Data sharing is at the heart of future research. Therefore, initiatives promote open data. But reality often looks different. How can this be made better? The cross-cutting activity “Big Data: Open Data and Legal Strings” within NRP 75 took care of it.

Sharing results and data can make research cheaper and more efficient. Data can be reused and combined, while new studies can learn from the body of scientific results. Sharing increases productivity because it reduces the time needed to collect data, while stimulating creativity by enabling low-cost and innovative experiments. It also broadens access to research results, including to people outside academia. In reality, however, research data is often inaccessible and underused. Scientists wanting to share their data still face many practical, institutional and financial hurdles. NRP 75 addressed these issues with the cross-cutting activity Big Data: Open Data and Legal Strings. It looked at the concrete challenges facing researchers when sharing, publishing and reusing data. It conducted interviews, formulated clear recommendations for research institutions and proposed concrete advice in the form of a How-to Guide.

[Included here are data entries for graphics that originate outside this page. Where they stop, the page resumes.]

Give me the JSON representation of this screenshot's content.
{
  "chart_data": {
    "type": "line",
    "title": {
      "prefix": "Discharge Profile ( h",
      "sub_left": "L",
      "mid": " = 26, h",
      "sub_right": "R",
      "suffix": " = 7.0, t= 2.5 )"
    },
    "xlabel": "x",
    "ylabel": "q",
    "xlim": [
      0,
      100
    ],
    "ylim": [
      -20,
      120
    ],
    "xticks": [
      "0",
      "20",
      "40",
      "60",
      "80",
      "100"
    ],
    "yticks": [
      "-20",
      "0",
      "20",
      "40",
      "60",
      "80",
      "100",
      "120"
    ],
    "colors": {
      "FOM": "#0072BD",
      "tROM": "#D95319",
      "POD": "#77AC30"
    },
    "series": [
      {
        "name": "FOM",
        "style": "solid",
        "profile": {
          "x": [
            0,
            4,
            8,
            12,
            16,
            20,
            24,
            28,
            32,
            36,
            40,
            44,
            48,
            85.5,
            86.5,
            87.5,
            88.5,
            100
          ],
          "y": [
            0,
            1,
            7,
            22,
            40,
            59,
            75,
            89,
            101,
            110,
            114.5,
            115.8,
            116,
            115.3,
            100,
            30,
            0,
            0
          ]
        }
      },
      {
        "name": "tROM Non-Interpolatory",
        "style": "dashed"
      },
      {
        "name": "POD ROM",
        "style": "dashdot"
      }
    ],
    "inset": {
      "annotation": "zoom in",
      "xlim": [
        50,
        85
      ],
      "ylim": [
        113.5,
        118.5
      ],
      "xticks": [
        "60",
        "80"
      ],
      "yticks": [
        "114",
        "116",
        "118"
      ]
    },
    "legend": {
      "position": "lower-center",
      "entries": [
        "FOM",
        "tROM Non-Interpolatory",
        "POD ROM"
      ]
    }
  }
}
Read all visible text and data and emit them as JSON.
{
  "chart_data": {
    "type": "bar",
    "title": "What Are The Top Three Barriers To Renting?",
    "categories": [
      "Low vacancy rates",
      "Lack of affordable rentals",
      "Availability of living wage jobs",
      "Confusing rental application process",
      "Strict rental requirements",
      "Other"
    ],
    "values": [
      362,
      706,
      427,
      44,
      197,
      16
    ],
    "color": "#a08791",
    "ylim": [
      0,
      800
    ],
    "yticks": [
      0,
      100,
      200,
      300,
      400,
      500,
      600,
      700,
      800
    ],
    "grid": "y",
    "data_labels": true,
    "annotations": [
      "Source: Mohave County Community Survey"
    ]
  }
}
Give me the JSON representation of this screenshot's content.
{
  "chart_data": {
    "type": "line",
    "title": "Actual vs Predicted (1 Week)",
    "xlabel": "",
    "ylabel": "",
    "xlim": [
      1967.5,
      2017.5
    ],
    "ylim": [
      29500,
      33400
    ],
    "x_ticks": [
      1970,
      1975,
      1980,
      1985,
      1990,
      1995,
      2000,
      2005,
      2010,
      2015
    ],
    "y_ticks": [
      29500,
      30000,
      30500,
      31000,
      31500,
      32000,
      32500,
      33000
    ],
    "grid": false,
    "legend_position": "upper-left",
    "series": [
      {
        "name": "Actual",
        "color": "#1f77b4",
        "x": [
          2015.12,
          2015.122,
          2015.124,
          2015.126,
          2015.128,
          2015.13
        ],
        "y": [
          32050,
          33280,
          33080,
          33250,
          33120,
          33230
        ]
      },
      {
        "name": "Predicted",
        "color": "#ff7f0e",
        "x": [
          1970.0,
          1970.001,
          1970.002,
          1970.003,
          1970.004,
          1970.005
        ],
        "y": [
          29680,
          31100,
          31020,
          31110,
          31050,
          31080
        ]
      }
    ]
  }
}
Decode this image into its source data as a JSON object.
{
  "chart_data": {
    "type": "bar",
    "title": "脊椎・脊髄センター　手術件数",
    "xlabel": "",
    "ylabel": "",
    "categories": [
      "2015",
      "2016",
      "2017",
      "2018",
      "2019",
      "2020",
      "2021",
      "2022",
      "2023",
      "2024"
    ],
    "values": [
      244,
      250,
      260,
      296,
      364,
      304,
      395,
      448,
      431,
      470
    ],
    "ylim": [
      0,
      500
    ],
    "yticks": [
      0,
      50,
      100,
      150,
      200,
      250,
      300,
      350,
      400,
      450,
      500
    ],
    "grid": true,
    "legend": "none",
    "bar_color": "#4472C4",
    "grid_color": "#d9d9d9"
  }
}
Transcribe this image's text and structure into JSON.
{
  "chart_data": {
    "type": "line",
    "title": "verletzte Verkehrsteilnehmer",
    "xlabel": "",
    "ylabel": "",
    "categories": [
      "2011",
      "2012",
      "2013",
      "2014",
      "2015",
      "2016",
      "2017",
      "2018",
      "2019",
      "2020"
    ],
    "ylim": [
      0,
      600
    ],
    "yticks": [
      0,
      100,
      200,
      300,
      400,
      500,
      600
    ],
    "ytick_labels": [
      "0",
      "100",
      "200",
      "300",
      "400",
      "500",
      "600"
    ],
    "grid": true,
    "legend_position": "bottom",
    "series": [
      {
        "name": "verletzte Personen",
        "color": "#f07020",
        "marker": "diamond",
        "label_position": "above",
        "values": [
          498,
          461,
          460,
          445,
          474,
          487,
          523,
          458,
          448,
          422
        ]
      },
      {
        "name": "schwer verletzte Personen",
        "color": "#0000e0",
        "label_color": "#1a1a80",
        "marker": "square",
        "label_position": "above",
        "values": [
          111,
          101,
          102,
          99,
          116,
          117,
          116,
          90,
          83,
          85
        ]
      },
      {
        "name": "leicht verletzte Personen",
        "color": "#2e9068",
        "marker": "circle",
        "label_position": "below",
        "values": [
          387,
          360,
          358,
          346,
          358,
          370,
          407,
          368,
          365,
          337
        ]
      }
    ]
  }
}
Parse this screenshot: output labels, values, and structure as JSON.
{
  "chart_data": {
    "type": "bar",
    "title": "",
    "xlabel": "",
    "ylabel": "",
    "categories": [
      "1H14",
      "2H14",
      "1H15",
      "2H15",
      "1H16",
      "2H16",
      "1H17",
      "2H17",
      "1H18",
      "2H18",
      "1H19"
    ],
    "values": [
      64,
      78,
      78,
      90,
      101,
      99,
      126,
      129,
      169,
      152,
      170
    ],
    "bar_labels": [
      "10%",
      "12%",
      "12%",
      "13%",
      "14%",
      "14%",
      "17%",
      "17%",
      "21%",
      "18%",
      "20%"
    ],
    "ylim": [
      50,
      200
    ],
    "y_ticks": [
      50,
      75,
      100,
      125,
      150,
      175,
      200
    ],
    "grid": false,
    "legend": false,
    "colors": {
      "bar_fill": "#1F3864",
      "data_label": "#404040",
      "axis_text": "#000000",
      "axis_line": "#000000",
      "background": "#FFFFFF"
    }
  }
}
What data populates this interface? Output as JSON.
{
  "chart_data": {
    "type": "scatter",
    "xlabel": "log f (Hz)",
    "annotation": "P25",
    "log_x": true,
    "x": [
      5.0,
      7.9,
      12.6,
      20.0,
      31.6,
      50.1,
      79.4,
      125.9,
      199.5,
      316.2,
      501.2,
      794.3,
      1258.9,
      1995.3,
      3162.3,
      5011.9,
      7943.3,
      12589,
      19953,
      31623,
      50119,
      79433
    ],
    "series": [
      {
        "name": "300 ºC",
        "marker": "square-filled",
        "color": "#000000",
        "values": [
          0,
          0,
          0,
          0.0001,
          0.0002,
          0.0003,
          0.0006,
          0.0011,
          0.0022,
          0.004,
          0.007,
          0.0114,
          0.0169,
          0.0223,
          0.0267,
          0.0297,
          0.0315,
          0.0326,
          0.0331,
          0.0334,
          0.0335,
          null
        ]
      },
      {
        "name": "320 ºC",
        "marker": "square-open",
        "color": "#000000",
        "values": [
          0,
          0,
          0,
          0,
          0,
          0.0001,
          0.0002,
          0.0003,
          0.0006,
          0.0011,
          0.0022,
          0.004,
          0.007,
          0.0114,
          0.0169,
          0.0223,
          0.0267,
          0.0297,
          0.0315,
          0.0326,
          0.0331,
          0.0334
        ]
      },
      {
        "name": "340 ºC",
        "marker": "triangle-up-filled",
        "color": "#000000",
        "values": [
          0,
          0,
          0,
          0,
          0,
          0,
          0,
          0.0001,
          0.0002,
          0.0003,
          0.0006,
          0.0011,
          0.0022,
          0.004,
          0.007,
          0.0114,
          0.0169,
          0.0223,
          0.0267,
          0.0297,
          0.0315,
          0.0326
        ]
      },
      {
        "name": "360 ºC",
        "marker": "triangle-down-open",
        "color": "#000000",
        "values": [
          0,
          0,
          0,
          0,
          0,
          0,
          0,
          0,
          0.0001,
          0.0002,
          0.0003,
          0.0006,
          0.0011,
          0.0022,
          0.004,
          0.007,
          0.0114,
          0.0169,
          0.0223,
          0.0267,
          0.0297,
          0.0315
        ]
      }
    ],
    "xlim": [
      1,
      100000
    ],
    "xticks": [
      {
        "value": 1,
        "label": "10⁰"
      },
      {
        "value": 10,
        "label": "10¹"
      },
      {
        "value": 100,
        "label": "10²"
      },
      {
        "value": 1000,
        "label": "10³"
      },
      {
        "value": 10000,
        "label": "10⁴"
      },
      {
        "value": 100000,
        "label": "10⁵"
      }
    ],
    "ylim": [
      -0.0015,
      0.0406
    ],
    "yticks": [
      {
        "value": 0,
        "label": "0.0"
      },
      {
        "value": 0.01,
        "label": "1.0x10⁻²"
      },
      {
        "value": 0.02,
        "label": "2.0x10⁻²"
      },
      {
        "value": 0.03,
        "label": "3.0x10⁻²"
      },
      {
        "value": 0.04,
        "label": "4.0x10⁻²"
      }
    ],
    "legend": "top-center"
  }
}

The main challenges faced by researchers

  • Practical and legal hurdles hinder access to existing research data: data quality, outdated formats, identification of sources, diverse storage locations, inaccessible repositories, outdated websites, data’s legal status and restrictions on re-use, data protection laws, infringement of others’ rights, etc.
  • Researchers also face organisational, financial and legal hurdles in publishing research data: lack of incentives, costs, technical and legal know-how, long-term commitment, risk of being scooped by other scientists, risk of data misuse by external partners.
  • Lack of standardisation of research data limits the potential for reuse.

Solution avenues

  • Legal advice: data ownership, intellectual property and copyright law, contractual agreements with third parties, and data protection law.
  • Standardisation: data formats, storage, anonymisation processes, regulatory procedures.
  • Identification and publication of best practices and of a How-To-Guide.
  • Financial and reputational incentives for sharing.